Opinião

Termas Salgadas

4 fev 2016 00:00

Uma povoação contígua das Salgadas chama-se Cela; também da mesma língua, foi ‘selá’ que significa «banhos».

Já referi neste jornal que a toponímia (nomes dos sítios e artérias) constitui um elemento importante do Património Cultural Imaterial. O sistema de nomeação revela a história do uso do sítio e reflecte os valores das comunidades. Também sugiro que não se deve mudar o topónimo seja por que motivo fôr, nomeadamente por se desconhecer o seu significado.

Só a partir do séc. XIX se passou a dar às ruas e praças nomes de heróis ou de personalidades. Por exemplo, a praça lisboeta do Rossio, no séc. XIX, passou a chamar-se «Praça D. Pedro IV» (mas continua a ser conhecida por Rossio) e Terreiro do Paço passou a Praça do Comércio, continuando também a ser referida pelo antigo nome.

Os nomes dos lugares, ruas e caminhos eram objectivos e funcionais: significavam o que lá existia ou se fazia (Terreiro do Paço, Rua do Forno, Caminho da Fonte, Alto dos Moinhos, Rua Direita (isto é, «directa», que ia dum lado ao outro da povoação e que pode ser tortuosa). Eram as referências da vivência local, como hoje nomeamos as partes da casa como sala, quarto, cozinha...

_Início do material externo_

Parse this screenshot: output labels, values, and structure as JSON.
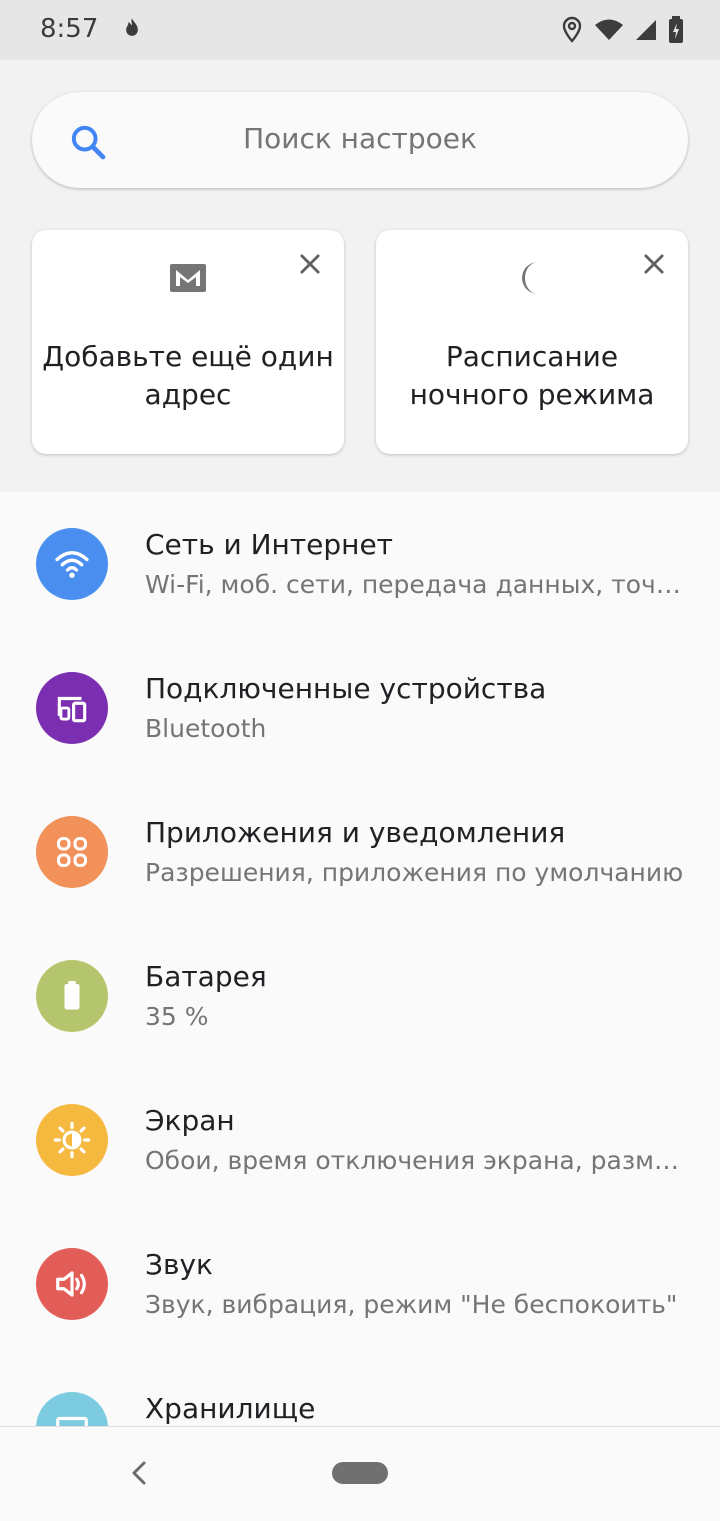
{
  "status_bar": {
    "time": "8:57",
    "icons": [
      "flame-icon",
      "location-icon",
      "wifi-icon",
      "cell-signal-icon",
      "battery-charging-icon"
    ]
  },
  "search": {
    "placeholder": "Поиск настроек",
    "icon": "search-icon"
  },
  "suggestions": [
    {
      "text": "Добавьте ещё один адрес",
      "icon": "gmail-icon"
    },
    {
      "text": "Расписание ночного режима",
      "icon": "moon-icon"
    }
  ],
  "settings": [
    {
      "title": "Сеть и Интернет",
      "subtitle": "Wi-Fi, моб. сети, передача данных, точк…",
      "icon": "wifi-icon",
      "color": "#4a8ff0"
    },
    {
      "title": "Подключенные устройства",
      "subtitle": "Bluetooth",
      "icon": "devices-icon",
      "color": "#7b2fb0"
    },
    {
      "title": "Приложения и уведомления",
      "subtitle": "Разрешения, приложения по умолчанию",
      "icon": "apps-icon",
      "color": "#f29159"
    },
    {
      "title": "Батарея",
      "subtitle": "35 %",
      "icon": "battery-icon",
      "color": "#b5c56d"
    },
    {
      "title": "Экран",
      "subtitle": "Обои, время отключения экрана, разм…",
      "icon": "brightness-icon",
      "color": "#f5b940"
    },
    {
      "title": "Звук",
      "subtitle": "Звук, вибрация, режим \"Не беспокоить\"",
      "icon": "volume-icon",
      "color": "#e35d58"
    },
    {
      "title": "Хранилище",
      "subtitle": "",
      "icon": "storage-icon",
      "color": "#7ccbe0"
    }
  ],
  "nav": {
    "icons": [
      "back-icon",
      "home-pill"
    ]
  }
}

Os nomes tiveram significado; ninguém nomeava um sítio com uma palavra incompreendida nem devemos pressupor que ele derive do uso defeituoso da língua portuguesa. Os topónimos são estáveis (como os nomes das pessoas) porque são a sua «identidade»; se os mudarem, corre-se o risco de se perder a orientação e localização. Os topónimos podem datar da primeira ocupação humana dos sítios, de há milhares de anos. O problema (ou a paixão) é descobrir o que eles significaram e em que língua.

Vou referir um sítio da freguesia da Batalha conhecido por Salgadas, na estrada que leva a Porto de Mós, onde existem nascentes de água salgada já referidas em documentos antigos e onde, até recentemente, existiram umas termas. O anterior presidente da câmara, António Lucas, conseguiu meios para a restauração das termas e transformá-las em turismo de estadia. O nome destas termas já foi Sentas (ou As Sentas), que é o nome duma povoação vizinha. Na lingua dos lusitanos (que foi a dos fenícios e cartagineses), ‘ea sent’ [leitura: ea senta] significou «água mineral». Uma povoação contígua das Salgadas chama-se Cela; também da mesma língua, foi ‘selá’ que significa «banhos». Portanto, o nome antigo das Termas Salgadas tanto foi Sentas como Cela. Nas épocas antigas em que não havia registos, um mesmo sítio podia ser conhecido por vários nomes concordantes que ficaram contíguos. Em Rio Maior, mesmo junto às salinas, há outra Senta e, em Óbidos, há o Outeiro da Assenta onde tambem existiu uma fonte salgada. Quanto a Cela, temos outra em Alcobaça, Cela-a-Velha, onde, outrora, chegava o mar; também foi um sítio de vilegiatura, neste caso, marítima.

É um erro proceder a uma mudança administrativa do topónimo. O sítio das termas Salgadas, sendo conhecido por «As Salgadas», parece ter mudado de nome porque vemos no exacto local uma placa viária que diz «Quinta do Pinheiro». Ora, a placa devia dizer «Salgadas», ponto final. Disseram-me (não perguntei às autoridades) que, tendo o edifício das Termas Salgadas servido de anexo psquiátrico do Hospital de Leiria durante a guerra colonial, mudou-se o nome do sítio porque «Salgadas» ficou conotado com «sítio de loucos»; mas só pode ser uma anedota; é como se alguém conotasse os moradores das ruas Miguel Bombarda como «clientes dum psiquiatra».